Last night, all four carriers announced that they would distribute the device. Verizon Wireless and AT&T, the two biggest carriers, specifically announced that they would sell the Tab in their retail stores, and I assume that Sprint and T-Mobile will, too.
Samsung hasn’t announced other distribution partners yet — I assume Best Buy is in, and maybe Target, Walmart, Costco, or Amazon. But in terms of the sheer numbers of stores selling Galaxy Pads, it looks like wireless carriers will be in the lead.
The key questions:
- Whether people will be buying tablets in the same mindframe as they’re buying smartphones this holiday season — mostly from carrier retail outlets — or if they’re going to buy tablets where they’d typically think to buy a computer. Best Buy’s CEO famously said that iPads are already cannibalising notebook sales by as much as 50%, which is fine because Best Buy is closing a sale either way. But if people are buying tablets at the Verizon store instead of at Best Buy, that could be a problem.
- Whether people will want to buy Samsung’s Galaxy Tab, or other Android tablets, or just Apple’s iPad, which isn’t yet available from AT&T’s retail stores. I had a chance to use a Galaxy Tab for about a minute this week, and it was fine. Not as nice as the iPad, but probably good enough that some people will buy it anyway.
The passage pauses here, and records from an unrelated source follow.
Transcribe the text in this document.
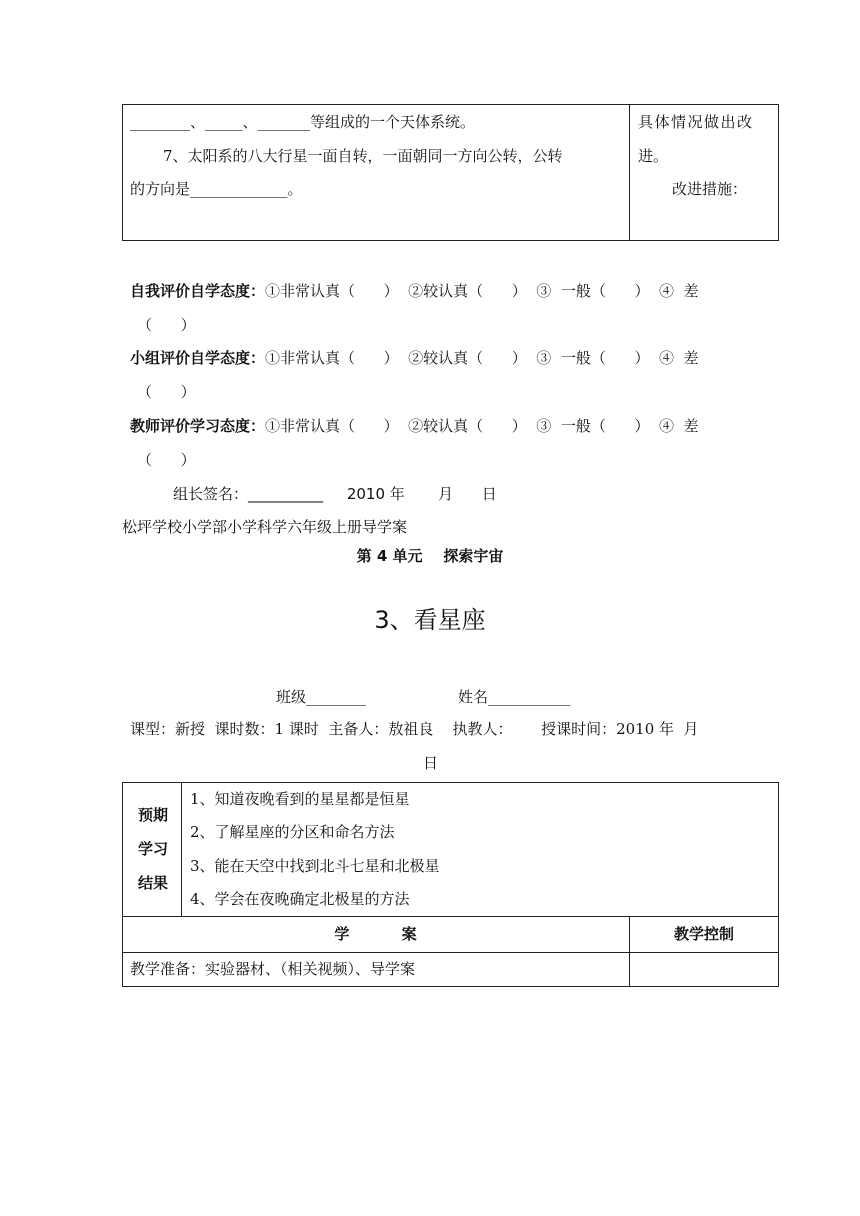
________、_____、_______等组成的一个天体系统。
7、太阳系的八大行星一面自转，一面朝同一方向公转，公转
的方向是_____________。
具体情况做出改
进。
改进措施：
自我评价自学态度：①非常认真（      ）  ②较认真（      ）  ③  一般（      ）  ④  差
（      ）
小组评价自学态度：①非常认真（      ）  ②较认真（      ）  ③  一般（      ）  ④  差
（      ）
教师评价学习态度：①非常认真（      ）  ②较认真（      ）  ③  一般（      ）  ④  差
（      ）
组长签名：__________     2010 年       月      日
松坪学校小学部小学科学六年级上册导学案
第 4 单元    探索宇宙
3、看星座
班级________	姓名___________
课型：新授  课时数：1 课时  主备人：敖祖良    执教人：      授课时间：2010 年  月
日
预期
学习
结果
1、知道夜晚看到的星星都是恒星
2、了解星座的分区和命名方法
3、能在天空中找到北斗七星和北极星
4、学会在夜晚确定北极星的方法
学          案	教学控制
教学准备：实验器材、（相关视频）、导学案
- Whether most tablet buyers will want to sign up for another monthly service contract — around $30 per month, I assume — or whether most tablet buyers will want wi-fi-only devices with no monthly contracts. This potentially pushes the carrier out of the equation. (If the carriers were smart, they’d also sell full-price tablets without service in their stores, because why not?)
- Whether PC makers are prepared with tablets quickly enough to fight notebook cannibalization. Where are you, HP and Dell?
Carriers obviously are most interested in signing up new data subscribers, which can be done anywhere — in their stores or in retail partners like Best Buy.
But even if carriers are subsidizing tablets down to a loss, they surely would rather sell the tablets in-house than elsewhere. For one, they don’t have to offer any referral kickbacks. And, in addition, it could help them sell more smartphones to tablet buyers, keep customers loyal, sell family plans, etc. And that could be disruptive to the likes of Best Buy.
It’ll be a while before we know what the new sales dynamic looks like, but if tablets can help carriers sell more consumer electronics in-house, rather than via other outlets, it could be a big coup for the carriers — and bad news for electronics retailers.